Similarity of Documents
For records with lots of text (documents), a useful technique is to split each document into smaller chunks to then compare how many chunks are shared with other documents using the Jaccard index, which is the number of shared chunks divided by the number of different chunks in both documents. Then you could link two documents if it's similarity index is higher than a given threshold.
For example, if we have two documents D1 and D2, and we split each in four chunks:
The most usual ways to split documents is by creating shingles or with content-based chunking algorithms which create less chunks, making it easier to compute the similarity. It is also common to hash the shingles to reduce network I/O during the comparison.
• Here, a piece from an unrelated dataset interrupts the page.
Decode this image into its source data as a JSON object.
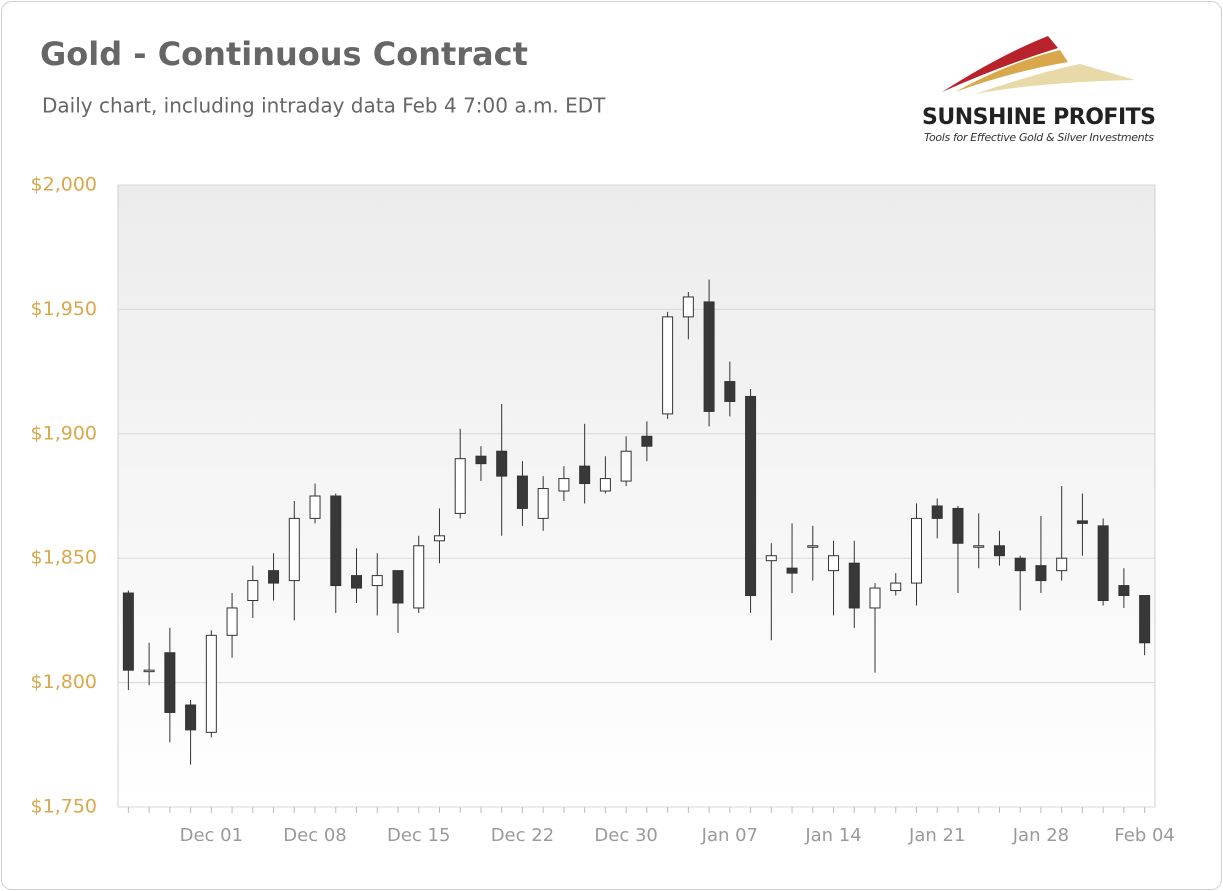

Once the documents have been linked, what we do with them will depend on the data set. We should be careful not to do non-reversible operations because we could discover later on the the linkage was not correct. The options are:
- Link: adding a reference in each record to the other linked records or storing the links in a different data set.
- Merge: if we're linking two different data sets, we could create a view on top of them that unifies both data sets. That would be the case of single customer view solutions.
- Deduplicate: keeping only one of the records to avoid having duplicates. We should only do this if we keep the raw data and we can reprocess the records.
In probabilistic linkage is also common to link the records if the similarity between records is higher than a threshold X, not linking if the similarity is lower than a threshold Y and manually reviewing the pairs if the similarity is between X and Y.